We remain conditioned primarily because we are unaware of being conditioned. We remain unaware because we do not allow the true thinking of our independent post conscious to penetrate our consciousness. We close ourselves off from awareness in this way for two main reasons. Firstly we are impressed by the overwhelming existence of the Machine reflected in the way the busy world behaves all around us, confirmed by almost every meeting, conversation, newspaper, book, TV and radio program, debate, and political speech. Also, we are oppressed by the obligation to obey Machine law rather than conscience, the need to be constantly alert to protect ourselves in all ways, the fact of our dependence on an inhuman system which narrows us down to concentrating on its interests, efficiently doing its work, and conforming to its standards, for the sake of survival and in hope of reward.
Secondly, we remain conditioned because it is abnormal to look for truth; it goes against the grain to try and break down well-known reality – however bad it may be, we prefer the devil we know. Our normal reaction to the burdens, impositions, and horrors of this life is not to prevent them but to find compensations. We tell ourselves we have but a short time to live, so we should find satisfaction in the situation as it exists. We try to see its beauty and turn a blind eye to its ugliness.

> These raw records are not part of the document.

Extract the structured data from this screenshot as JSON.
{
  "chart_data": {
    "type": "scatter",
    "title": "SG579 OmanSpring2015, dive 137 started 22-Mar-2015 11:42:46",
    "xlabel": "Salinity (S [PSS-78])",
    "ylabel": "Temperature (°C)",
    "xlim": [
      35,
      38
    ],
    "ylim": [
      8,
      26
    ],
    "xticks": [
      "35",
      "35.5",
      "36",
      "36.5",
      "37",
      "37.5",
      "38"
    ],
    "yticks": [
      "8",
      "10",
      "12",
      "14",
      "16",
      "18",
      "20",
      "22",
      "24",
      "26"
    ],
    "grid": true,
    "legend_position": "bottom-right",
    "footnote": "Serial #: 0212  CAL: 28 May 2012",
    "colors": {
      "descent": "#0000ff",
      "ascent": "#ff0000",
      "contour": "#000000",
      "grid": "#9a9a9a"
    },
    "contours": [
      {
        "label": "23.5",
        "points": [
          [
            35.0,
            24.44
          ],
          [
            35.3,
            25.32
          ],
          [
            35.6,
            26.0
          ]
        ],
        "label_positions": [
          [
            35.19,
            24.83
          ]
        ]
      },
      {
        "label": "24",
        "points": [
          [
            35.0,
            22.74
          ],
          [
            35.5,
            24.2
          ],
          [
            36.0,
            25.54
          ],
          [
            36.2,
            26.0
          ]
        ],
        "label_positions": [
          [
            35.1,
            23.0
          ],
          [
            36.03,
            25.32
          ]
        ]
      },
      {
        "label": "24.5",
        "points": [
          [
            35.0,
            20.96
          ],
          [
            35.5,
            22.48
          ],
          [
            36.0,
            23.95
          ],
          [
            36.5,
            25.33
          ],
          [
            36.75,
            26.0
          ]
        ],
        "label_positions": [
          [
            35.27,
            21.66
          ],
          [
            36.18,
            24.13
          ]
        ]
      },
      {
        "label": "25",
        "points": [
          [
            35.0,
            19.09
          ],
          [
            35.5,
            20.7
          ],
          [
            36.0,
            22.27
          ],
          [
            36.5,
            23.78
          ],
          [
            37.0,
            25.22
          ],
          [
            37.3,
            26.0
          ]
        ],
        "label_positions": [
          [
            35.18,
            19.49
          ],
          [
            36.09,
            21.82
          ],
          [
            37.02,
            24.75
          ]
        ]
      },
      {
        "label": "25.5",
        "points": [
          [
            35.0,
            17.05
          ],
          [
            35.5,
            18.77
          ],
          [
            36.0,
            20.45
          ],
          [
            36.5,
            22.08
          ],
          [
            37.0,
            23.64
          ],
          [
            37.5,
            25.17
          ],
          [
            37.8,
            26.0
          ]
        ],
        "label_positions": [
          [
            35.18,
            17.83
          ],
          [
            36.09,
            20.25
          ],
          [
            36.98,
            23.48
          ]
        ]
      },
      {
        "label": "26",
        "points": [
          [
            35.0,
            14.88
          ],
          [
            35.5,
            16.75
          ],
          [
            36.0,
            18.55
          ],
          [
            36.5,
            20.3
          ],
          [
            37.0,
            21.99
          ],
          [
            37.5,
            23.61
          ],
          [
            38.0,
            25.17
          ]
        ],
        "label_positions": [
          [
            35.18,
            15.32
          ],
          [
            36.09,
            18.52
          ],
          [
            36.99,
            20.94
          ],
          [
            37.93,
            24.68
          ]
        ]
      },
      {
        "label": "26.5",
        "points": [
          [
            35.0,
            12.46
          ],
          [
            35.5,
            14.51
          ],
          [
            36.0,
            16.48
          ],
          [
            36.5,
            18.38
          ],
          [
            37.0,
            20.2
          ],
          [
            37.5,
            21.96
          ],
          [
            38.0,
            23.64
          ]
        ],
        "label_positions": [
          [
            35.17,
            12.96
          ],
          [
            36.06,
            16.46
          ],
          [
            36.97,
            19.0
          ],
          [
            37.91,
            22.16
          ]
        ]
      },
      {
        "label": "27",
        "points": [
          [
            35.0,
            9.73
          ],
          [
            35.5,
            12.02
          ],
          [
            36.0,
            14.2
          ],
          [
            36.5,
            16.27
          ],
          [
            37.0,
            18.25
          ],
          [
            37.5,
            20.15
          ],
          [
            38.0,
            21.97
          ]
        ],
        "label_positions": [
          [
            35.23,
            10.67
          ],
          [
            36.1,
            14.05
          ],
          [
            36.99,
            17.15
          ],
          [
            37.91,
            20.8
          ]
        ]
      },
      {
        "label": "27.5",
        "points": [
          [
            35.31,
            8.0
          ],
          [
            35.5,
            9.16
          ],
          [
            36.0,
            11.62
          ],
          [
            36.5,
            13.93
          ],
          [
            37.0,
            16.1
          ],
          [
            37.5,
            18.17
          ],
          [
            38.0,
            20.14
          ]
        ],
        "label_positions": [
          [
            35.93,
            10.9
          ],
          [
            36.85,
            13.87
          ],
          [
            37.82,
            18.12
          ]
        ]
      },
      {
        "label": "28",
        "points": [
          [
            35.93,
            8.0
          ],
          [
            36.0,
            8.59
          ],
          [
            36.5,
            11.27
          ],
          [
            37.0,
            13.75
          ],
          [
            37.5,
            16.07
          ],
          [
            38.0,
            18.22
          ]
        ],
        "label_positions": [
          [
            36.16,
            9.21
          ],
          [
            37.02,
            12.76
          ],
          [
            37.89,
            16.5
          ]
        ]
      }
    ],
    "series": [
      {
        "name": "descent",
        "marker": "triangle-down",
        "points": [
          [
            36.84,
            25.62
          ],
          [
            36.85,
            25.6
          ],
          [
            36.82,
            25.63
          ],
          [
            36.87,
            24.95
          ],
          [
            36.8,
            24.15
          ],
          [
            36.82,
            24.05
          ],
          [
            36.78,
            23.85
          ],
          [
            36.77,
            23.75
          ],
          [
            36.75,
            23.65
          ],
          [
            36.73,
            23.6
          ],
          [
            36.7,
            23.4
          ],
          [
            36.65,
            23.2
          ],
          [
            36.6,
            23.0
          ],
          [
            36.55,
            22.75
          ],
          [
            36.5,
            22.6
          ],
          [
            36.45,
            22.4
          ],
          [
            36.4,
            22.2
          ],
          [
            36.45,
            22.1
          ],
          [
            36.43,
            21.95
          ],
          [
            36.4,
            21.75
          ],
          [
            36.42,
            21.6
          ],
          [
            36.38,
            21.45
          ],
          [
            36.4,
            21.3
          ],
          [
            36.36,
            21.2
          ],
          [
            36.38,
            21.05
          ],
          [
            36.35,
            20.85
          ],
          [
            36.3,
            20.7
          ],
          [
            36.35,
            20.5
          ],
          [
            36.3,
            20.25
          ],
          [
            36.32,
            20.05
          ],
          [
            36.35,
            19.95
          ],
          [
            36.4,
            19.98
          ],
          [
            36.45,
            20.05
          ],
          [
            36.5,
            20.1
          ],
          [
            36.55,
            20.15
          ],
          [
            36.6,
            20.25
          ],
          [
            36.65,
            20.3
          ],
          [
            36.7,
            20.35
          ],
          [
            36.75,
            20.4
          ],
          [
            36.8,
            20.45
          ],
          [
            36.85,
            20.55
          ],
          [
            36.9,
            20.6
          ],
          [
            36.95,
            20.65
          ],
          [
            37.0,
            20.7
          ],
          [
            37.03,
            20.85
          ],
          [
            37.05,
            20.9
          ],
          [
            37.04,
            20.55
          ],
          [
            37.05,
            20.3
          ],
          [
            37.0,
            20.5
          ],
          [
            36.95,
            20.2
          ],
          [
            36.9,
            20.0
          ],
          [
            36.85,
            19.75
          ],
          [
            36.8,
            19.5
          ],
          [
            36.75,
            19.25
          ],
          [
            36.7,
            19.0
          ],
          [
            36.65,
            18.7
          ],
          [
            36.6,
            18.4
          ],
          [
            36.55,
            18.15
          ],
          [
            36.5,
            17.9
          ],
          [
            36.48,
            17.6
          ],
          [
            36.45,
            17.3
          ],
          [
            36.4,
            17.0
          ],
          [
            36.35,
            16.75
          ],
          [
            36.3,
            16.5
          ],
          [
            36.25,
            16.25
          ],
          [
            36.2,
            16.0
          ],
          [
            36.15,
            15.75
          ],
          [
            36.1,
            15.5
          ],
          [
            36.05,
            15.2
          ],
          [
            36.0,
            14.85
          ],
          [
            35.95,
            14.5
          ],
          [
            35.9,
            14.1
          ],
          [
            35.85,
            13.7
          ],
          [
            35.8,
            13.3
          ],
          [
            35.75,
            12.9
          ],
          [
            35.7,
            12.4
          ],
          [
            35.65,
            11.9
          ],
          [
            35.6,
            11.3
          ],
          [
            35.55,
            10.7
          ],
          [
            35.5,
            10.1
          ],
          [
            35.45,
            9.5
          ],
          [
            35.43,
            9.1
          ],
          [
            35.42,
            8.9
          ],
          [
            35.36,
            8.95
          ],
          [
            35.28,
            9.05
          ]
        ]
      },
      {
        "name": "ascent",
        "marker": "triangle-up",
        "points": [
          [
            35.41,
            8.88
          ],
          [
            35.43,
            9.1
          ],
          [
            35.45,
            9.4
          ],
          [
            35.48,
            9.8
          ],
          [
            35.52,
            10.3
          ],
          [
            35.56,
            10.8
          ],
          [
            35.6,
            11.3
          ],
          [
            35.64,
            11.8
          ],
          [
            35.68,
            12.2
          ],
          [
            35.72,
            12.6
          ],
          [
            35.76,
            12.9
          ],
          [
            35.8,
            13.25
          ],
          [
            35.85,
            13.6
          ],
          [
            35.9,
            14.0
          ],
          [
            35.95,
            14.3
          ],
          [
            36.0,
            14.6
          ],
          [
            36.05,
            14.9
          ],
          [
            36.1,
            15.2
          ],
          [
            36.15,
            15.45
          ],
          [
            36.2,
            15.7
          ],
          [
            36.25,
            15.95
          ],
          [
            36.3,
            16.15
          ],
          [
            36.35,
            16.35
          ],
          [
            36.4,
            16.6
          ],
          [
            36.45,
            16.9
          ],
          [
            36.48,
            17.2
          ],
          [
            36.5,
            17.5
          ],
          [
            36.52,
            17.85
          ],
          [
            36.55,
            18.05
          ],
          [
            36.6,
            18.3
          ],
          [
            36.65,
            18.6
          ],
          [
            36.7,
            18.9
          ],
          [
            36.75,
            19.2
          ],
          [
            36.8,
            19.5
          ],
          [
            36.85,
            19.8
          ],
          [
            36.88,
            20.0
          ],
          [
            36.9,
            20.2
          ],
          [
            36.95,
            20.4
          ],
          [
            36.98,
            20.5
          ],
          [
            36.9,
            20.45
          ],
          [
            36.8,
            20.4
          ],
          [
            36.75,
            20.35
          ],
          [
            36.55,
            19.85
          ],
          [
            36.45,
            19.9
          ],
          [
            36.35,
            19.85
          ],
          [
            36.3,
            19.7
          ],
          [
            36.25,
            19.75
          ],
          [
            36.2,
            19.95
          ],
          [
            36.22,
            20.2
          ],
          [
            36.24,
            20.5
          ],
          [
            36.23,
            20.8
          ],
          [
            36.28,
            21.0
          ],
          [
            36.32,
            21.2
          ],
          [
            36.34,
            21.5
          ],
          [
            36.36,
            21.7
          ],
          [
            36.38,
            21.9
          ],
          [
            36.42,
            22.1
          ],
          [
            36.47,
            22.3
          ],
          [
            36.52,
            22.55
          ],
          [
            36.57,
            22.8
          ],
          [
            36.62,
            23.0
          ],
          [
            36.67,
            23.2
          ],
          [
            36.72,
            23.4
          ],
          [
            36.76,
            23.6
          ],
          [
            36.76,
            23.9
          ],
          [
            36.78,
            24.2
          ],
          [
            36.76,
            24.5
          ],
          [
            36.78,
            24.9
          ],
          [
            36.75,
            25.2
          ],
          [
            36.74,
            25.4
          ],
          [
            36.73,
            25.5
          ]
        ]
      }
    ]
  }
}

We may feel we have not justified our personal existence unless we have succeeded in ‘being someone’ and ‘getting somewhere.’ We may feel that the most we, or anyone, can do are simply to accept the here and now but try to relieve its sufferings and cheer it up. We may be prepared to sacrifice the true ideal for the welfare of the immediate family, to a local sense of community, and the pleasure of friendship. We may feel it is better to resign ourselves to making the best of a bad job rather than argue the toss. People who are conditioned in these ways find some sort of security, even comfort, in confining themselves to this limited understanding, acceptance, and expectation. And, by the automatic law of supply and demand, this is what they are given by the Machine in the form of information, material goods, services, and entertainment. Thus is the conditioned process reinforced and perpetuated.
In consequence of all these things, the human self learns not to listen to its independent post conscious, because whatever this better part of the mind thinks or rather knows to be true the lesser conscious part thinks otherwise. Humanity presently takes as the basis of human life and always has taken, that which the Machine dictates according to its own automatic scale of false and inappropriate forces and values.
Just consider – if we lived in an ideal state, a human true reality, we would likewise be held to it by the fact that it everywhere existed, but additionally by the fact that it was in tune with our deepest true awareness. It would be easier for us to change to a human true reality than it is to maintain this existing false one, once we had made up our minds to do it. But herein lies our greatest difficulty, that of determining to overcome our conditioning and make up our minds truly.